On Wednesday, July 15, 2026, oil prices climbed for a third consecutive session after U.S. President Donald Trump warned of fresh military strikes against Iran and Washington reinstated its maritime blockade of Iranian shipping through the Strait of Hormuz. At 07:28 ET (11:28 GMT), Brent crude futures for September delivery increased 0.8% to $85.39 per barrel, while West Texas Intermediate (WTI) futures rose 0.6% to $79.82 per barrel, placing both benchmarks at their highest levels in roughly a month following a near‑10% surge earlier in the week.

The U.S. military reported early‑Wednesday strikes aimed at degrading Iranian capabilities used in attacks on commercial vessels transiting the Strait. In a Fox News interview aired late Tuesday, President Trump stated the United States would continue striking Iran unless Tehran returned to negotiations, adding that power plants and bridges could be targeted as early as next week, though energy facilities would be spared for the time being. Trump also withdrew a proposal introduced a day earlier to impose a 20% transit fee on cargo passing through the Strait after opposition from key Gulf allies.

The Strait of Hormuz remains a critical chokepoint, carrying roughly one‑fifth of global oil consumption. Despite heightened security risks and recent attacks on commercial vessels, shipping activity continued, albeit at a slower pace.

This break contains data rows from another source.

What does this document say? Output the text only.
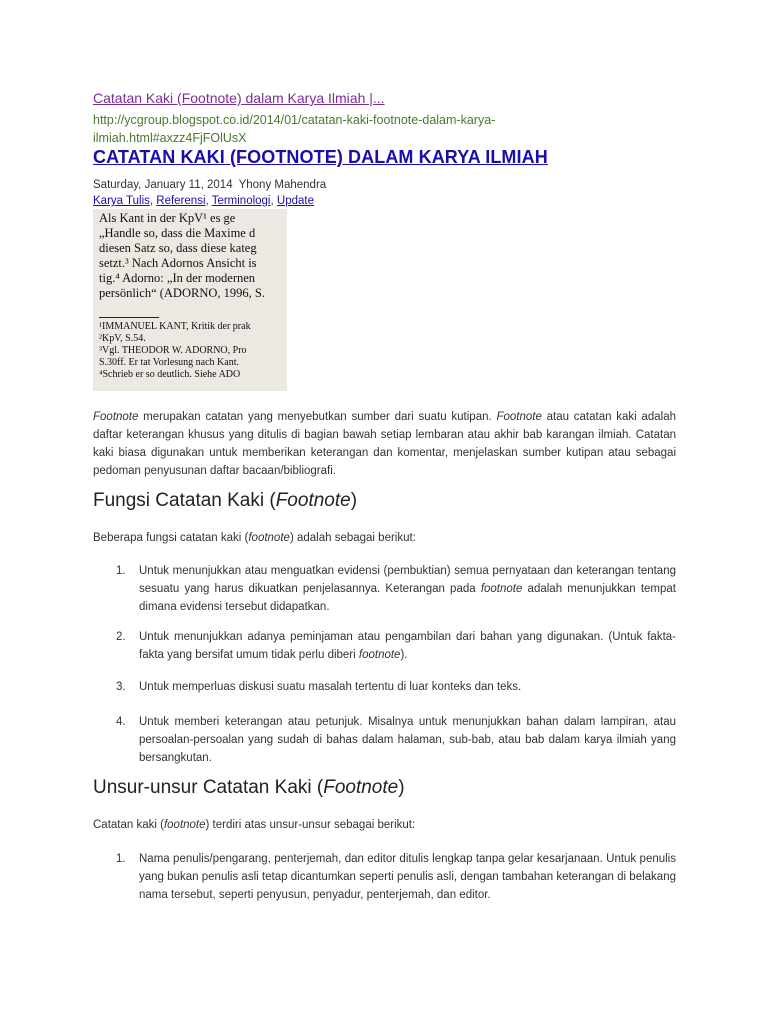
Catatan Kaki (Footnote) dalam Karya Ilmiah |...
http://ycgroup.blogspot.co.id/2014/01/catatan-kaki-footnote-dalam-karya-ilmiah.html#axzz4FjFOlUsX
CATATAN KAKI (FOOTNOTE) DALAM KARYA ILMIAH
Saturday, January 11, 2014 Yhony Mahendra
Karya Tulis, Referensi, Terminologi, Update
Als Kant in der KpV¹ es ge
„Handle so, dass die Maxime d
diesen Satz so, dass diese kateg
setzt.³ Nach Adornos Ansicht is
tig.⁴ Adorno: „In der modernen
persönlich“ (ADORNO, 1996, S.
¹IMMANUEL KANT, Kritik der prak
²KpV, S.54.
³Vgl. THEODOR W. ADORNO, Pro
S.30ff. Er tat Vorlesung nach Kant.
⁴Schrieb er so deutlich. Siehe ADO
Footnote merupakan catatan yang menyebutkan sumber dari suatu kutipan. Footnote atau catatan kaki adalah daftar keterangan khusus yang ditulis di bagian bawah setiap lembaran atau akhir bab karangan ilmiah. Catatan kaki biasa digunakan untuk memberikan keterangan dan komentar, menjelaskan sumber kutipan atau sebagai pedoman penyusunan daftar bacaan/bibliografi.
Fungsi Catatan Kaki (Footnote)
Beberapa fungsi catatan kaki (footnote) adalah sebagai berikut:
1. Untuk menunjukkan atau menguatkan evidensi (pembuktian) semua pernyataan dan keterangan tentang sesuatu yang harus dikuatkan penjelasannya. Keterangan pada footnote adalah menunjukkan tempat dimana evidensi tersebut didapatkan.
2. Untuk menunjukkan adanya peminjaman atau pengambilan dari bahan yang digunakan. (Untuk fakta-fakta yang bersifat umum tidak perlu diberi footnote).
3. Untuk memperluas diskusi suatu masalah tertentu di luar konteks dan teks.
4. Untuk memberi keterangan atau petunjuk. Misalnya untuk menunjukkan bahan dalam lampiran, atau persoalan-persoalan yang sudah di bahas dalam halaman, sub-bab, atau bab dalam karya ilmiah yang bersangkutan.
Unsur-unsur Catatan Kaki (Footnote)
Catatan kaki (footnote) terdiri atas unsur-unsur sebagai berikut:
1. Nama penulis/pengarang, penterjemah, dan editor ditulis lengkap tanpa gelar kesarjanaan. Untuk penulis yang bukan penulis asli tetap dicantumkan seperti penulis asli, dengan tambahan keterangan di belakang nama tersebut, seperti penyusun, penyadur, penterjemah, dan editor.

Industry data from the American Petroleum Institute showed U.S. crude inventories fell by about 600,000 barrels last week, a draw far below analysts’ expectations of a roughly 2.7‑million‑barrel decline.

Goldman Sachs strategists noted that their Brent price forecast of $80 per barrel for Q4 2026 and $75 for 2027 carries upside risk, with the risk skewed to the upside in the near term due to the increased threat of further attacks on tankers and Middle‑East energy infrastructure. They projected that Brent could exceed $110 per barrel in Q4 2026 if Gulf oil flows remain stalled and demand must absorb the adjustment, while a rapid rebound in flows and cooling demand amid high retail fuel prices could push Brent into the $60s by year‑end.